The first aim of the Theosophical Society she founded is "To form
a nucleus of the Universal Brotherhood of Humanity, without distinction
of race, creed, sex, caste or colour", and her writings also include
references emphasizing the unity of humanity: "all men have spiritually
and physically the same origin" and that "mankind is essentially of one
and the same essence".
Cranston quoted Blavatsky saying that in reality there is no inferior
or low-grade races because all of it are one common humankind.

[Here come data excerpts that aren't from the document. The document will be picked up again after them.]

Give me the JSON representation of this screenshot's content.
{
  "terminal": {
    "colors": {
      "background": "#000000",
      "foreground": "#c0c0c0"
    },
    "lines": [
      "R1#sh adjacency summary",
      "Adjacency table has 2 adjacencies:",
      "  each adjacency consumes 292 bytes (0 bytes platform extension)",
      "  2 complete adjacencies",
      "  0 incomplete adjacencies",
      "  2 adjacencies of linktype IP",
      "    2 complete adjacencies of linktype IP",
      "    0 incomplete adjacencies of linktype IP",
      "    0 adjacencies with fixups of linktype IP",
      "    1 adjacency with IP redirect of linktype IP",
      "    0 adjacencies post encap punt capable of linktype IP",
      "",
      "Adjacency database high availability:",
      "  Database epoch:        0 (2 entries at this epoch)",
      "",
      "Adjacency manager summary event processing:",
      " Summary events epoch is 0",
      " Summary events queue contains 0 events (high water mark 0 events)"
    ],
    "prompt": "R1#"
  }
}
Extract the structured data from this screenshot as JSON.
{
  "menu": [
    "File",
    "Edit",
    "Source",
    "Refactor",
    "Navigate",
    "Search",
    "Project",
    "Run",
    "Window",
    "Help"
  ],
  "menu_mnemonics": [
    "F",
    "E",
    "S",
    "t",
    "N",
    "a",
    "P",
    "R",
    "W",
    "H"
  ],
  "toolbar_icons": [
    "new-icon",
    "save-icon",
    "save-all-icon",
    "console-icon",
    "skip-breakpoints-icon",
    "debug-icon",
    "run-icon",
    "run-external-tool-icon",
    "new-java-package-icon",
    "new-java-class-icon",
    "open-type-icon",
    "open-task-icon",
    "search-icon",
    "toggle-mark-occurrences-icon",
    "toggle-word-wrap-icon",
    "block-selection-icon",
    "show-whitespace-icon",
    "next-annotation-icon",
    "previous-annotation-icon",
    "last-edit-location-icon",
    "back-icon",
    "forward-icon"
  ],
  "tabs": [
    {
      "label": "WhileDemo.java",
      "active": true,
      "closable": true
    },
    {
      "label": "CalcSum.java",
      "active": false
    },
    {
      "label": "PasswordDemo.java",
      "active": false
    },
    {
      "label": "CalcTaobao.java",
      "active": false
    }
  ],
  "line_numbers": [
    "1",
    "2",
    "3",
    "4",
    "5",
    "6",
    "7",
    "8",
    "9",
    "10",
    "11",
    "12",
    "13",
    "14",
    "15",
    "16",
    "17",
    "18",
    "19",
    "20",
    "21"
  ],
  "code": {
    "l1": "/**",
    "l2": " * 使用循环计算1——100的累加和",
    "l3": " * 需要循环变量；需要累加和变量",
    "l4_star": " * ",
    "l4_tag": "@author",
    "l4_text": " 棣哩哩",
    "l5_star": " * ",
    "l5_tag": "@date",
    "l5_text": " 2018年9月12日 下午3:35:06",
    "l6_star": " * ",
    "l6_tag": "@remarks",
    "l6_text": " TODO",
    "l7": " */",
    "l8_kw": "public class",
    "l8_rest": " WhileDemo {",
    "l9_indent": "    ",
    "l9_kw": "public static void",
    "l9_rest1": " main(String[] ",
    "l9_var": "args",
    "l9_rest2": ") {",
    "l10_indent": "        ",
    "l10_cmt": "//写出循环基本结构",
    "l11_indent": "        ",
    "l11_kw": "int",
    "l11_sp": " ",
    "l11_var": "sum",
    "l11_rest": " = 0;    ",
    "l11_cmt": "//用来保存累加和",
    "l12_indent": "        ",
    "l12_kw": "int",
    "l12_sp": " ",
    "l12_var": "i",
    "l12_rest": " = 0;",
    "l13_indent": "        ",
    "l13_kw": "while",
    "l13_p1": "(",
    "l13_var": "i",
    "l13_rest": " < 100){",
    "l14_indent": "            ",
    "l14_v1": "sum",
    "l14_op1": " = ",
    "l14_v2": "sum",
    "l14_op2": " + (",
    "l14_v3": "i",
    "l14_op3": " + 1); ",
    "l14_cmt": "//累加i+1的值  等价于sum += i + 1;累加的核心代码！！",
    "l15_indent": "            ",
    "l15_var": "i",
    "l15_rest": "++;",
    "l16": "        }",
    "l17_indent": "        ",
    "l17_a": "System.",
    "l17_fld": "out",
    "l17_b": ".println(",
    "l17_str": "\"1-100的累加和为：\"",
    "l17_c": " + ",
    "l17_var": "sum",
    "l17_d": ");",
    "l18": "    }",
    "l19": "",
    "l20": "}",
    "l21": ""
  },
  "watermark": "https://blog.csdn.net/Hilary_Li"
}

Blavatsky had posited that humanity evolved through a series of stages called Root Races, the present, the Aryan, being the Fifth Root Race (of seven). The Root Races
do not refer to ethnicities. They represent evolutionary stages the
whole humanity is engaged in, each new Root Race being more advanced
than the previous one. She taught that the earlier stage of evolution
took place in Atlantis
during the Fourth Root-Race. The Aryan Root Race was then only one more
step in the evolutionary progression, to be eventually superseded by a
more spiritual Root Race, the Sixth.
Regarding the concept of race as defined – in a comparatively more limited manner – by anthropology, sociology,
and other disciplines, Blavatsky did not encourage superiority by any
person or group, promoting the idea of the common origin and destiny of
all humanity, and establishing the principle of universal brotherhood as
the First Object of the Theosophical Society. She also proclaimed religious tolerance and inclusiveness stating, "Theosophists, collectively, respect the Bible as much as they do the sacred scriptures of other people, finding in it the same eternal truths as in the Vedas, the Zend-Avesta, the Tripitakas, etc." Conversely, Austrian/German ultra-nationalist Guido von List and his followers such as Lanz von Liebenfels, later selectively mixed parts of Blavatsky's occult philosophy with nationalistic and fascist ideas; this system of thought became known as Ariosophy.
Some researchers, tracing the links between Ariosophy and Theosophy,
stated that the latter relies mostly on "intellectual expositions of
racial evolution".
However in The Key to Theosophy,
Blavatsky had stated that "The Society is a philanthropic and
scientific body for the propagation of the idea of brotherhood on practical instead of theoretical lines."